Rodzaj sprzętu: Gitara elektryczna

Pozostałe testy marki IBANEZ
Testy
2016-02-09
IBANEZ - Eric Krasno EKM10T-WRD

Eric Krasno - dżentelmen ok. czterdziestki, w kapeluszu i z gitarą typu półpudło w rękach, współzałożyciel formacji Soulive i Lettuce, sideman mający na koncie współpracę z takimi muzykami jak np. Dave Matthews, Derek Trucks, John Scofield, producent muzyczny, szef wytwórni Feel Records, zdobywca dwóch nagród Grammy.

Autor testu: Wojciech Wytrążek

Eric Krasno jest jednym z endorserów Ibaneza, uhonorowanym niedawno dwoma modelami EKM100-WRD ze stałym mostem i ceną na pułapie około 11000 złotych, oraz EKM10T-WRD z wibrato w stylu Bigsby i nieco łagodniejszą dla naszego domowego budżetu ceną.

BUDOWA


Gitara o konstrukcji semi-hollow posiada pudło rezonansowe wykonane w całości z klonu płomienistego z masywnym blokiem wewnątrz, biegnącym wzdłuż osi symetrii i dającym podstawę do montażu mostu oraz przetworników. Wklejony tradycyjnym sposobem gryf wykonano z trzech ułożonych symetrycznie listew mahoniowych. Wszystkie krawędzie pudła rezonansowego - zarówno zewnętrzne z przodu i z tyłu, jak dokoła otworów rezonansowych w kształcie litery "f", zostały ozdobione misternie wykończonym kremowym bindingiem. Hebanowa podstrunnica, o promieniu łuku wynoszącym 305 mm, jest otoczona kremowym bindingiem i ozdobiona prostokątnymi, trójdzielnymi znacznikami z akrylu i masy perłowej. 22 progi w rozmiarze medium zostały niezwykle precyzyjnie nabite i oszlifowane na okrągło, zgodnie ze standardem Artstar fret edge treatment.

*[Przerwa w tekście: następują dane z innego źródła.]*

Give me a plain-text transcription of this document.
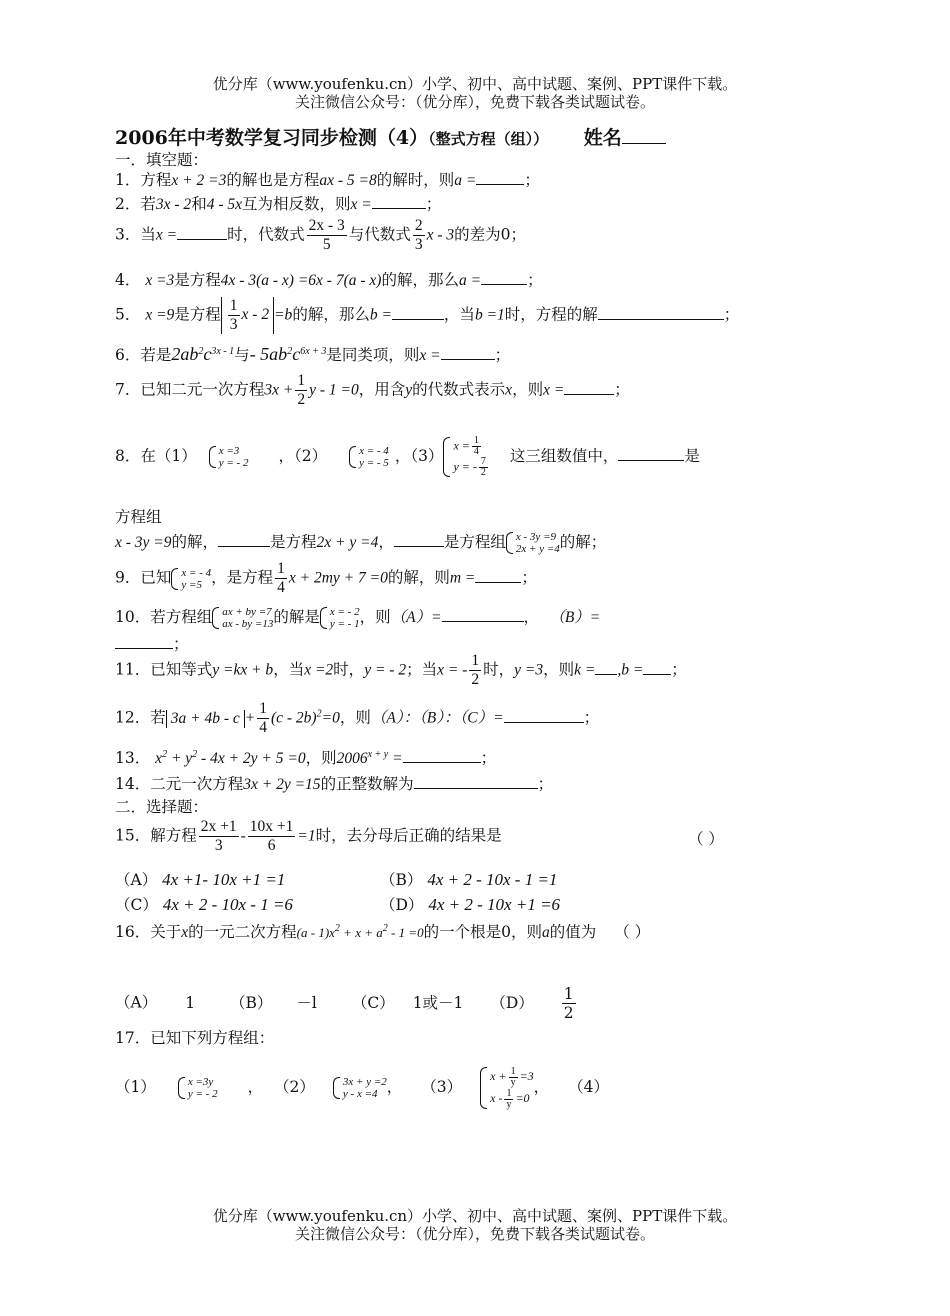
优分库（www.youfenku.cn）小学、初中、高中试题、案例、PPT课件下载。
关注微信公众号：（优分库），免费下载各类试题试卷。
2006年中考数学复习同步检测（4）（整式方程（组）） 姓名
一．填空题：
1．方程x + 2 =3的解也是方程ax - 5 =8的解时，则a =	；
2．若3x - 2和4 - 5x互为相反数，则x =	；
3．当x =	时，代数式 $\frac{2x - 3}{5}$ 与代数式 $\frac{2}{3}$ x - 3的差为0；
4． x =3是方程4x - 3(a - x) =6x - 7(a - x)的解，那么a =	；
5． x =9是方程 $\frac{1}{3}$ x - 2 =b的解，那么b =	，当b =1时，方程的解	；
6．若是$2ab^2c^{3x - 1}$与- $5ab^2c^{6x + 3}$是同类项，则x =	；
7．已知二元一次方程$3x + \frac{1}{2}$ y - 1 =0，用含y的代数式表示x，则x =	；
8．在（1） x =3
y = - 2 ，（2）	x = - 4
y = - 5 ，（3）
$x = \frac{1}{4}$
y = - $\frac{7}{2}$
这三组数值中，	是
方程组
x - 3y =9的解，	是方程2x + y =4，	是方程组 x - 3y =9
2x + y =4 的解；
9．已知 x = - 4
y =5 ，是方程 $\frac{1}{4}$ x + 2my + 7 =0的解，则m =	；
10．若方程组 ax + by =7
ax - by =13 的解是 x = - 2
y = - 1 ，则（A）=	， （B）=
；
11．已知等式y =kx + b，当x =2时，y = - 2；当x = - $\frac{1}{2}$ 时，y =3，则k = ,b = ；
12．若 $3a + 4b - c + \frac{1}{4} (c - 2b)^2=0$，则（A）：（B）：（C）=	；
13． $x^2 + y^2 - 4x + 2y + 5 =0$，则$2006^{x + y}$ =	；
14．二元一次方程3x + 2y =15的正整数解为	；
二．选择题：
15．解方程 $\frac{2x +1}{3} - \frac{10x +1}{6} =1$时，去分母后正确的结果是	（ ）
（A） 4x +1- 10x +1 =1	（B） 4x + 2 - 10x - 1 =1
（C） 4x + 2 - 10x - 1 =6	（D） 4x + 2 - 10x +1 =6
16．关于x的一元二次方程$(a - 1)x^2 + x + a^2 - 1 =0$的一个根是0，则a的值为 （ ）
（A） 1 （B） －l （C） 1或－1 $(D) \frac{1}{2}$
17．已知下列方程组：
（1）	x =3y
y = - 2 ， （2）	3x + y =2
y - x =4 ， （3）
$x + \frac{1}{y} =3$
$x - \frac{1}{y} =0$
， （4）
优分库（www.youfenku.cn）小学、初中、高中试题、案例、PPT课件下载。
关注微信公众号：（优分库），免费下载各类试题试卷。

Siodełko główki o długości 43 mm wykonano z kości. Szerokość podstrunnicy przy ostatnim progu wynosi 57 mm. Grubość szyjki o profilu C rośnie od 21 mm przy I progu do 24 mm przy XII a menzura instrumentu wynosi 628 mm. Główka z czarnym frontem jest otoczona jasnym ożyłkowaniem i ozdobiona logotypem firmowym oraz elementem dekoracyjnym z motywem florystycznym. Klucze w złotym kolorze to solidne przekładnie olejowe z dość często spotykanymi, półokrągłymi uchwytami. Mostek wzorowany jest na konstrukcjach tune-o-matic z regulacją wysokości całego modułu na dwóch śrubach, jednak w tej postaci - jako model ART-2 - został wyposażony w rolkowe siodełka obracające się podczas podciągania strun lub wibrowania za pomocą dźwigni mechanizmu VBS80 vibrato. Pokaźnych rozmiarów i wagi mechanizm składa się ze strunociągu i wibratora w formie dwóch metalowych walców - jeden zapewnia właściwy kąt przegięcia strun na siodełku mostka, drugi stanowi zakotwiczenie i jest połączony z dźwignią ruchomą w dwóch płaszczyznach - można ją odchylić w tył, a niewielkie ruchy wzdłuż strun dają harmonijne, okrągłe wibrato. Końcowa część jest zakotwiczona w bocznej ściance w osi symetrii instrumentu i łączy się z grawerowanym trapezoidalnym elementem za pomocą elegancko wykończonego zawiasu. Konstrukcję stabilizują śruby wkręcone w korpus.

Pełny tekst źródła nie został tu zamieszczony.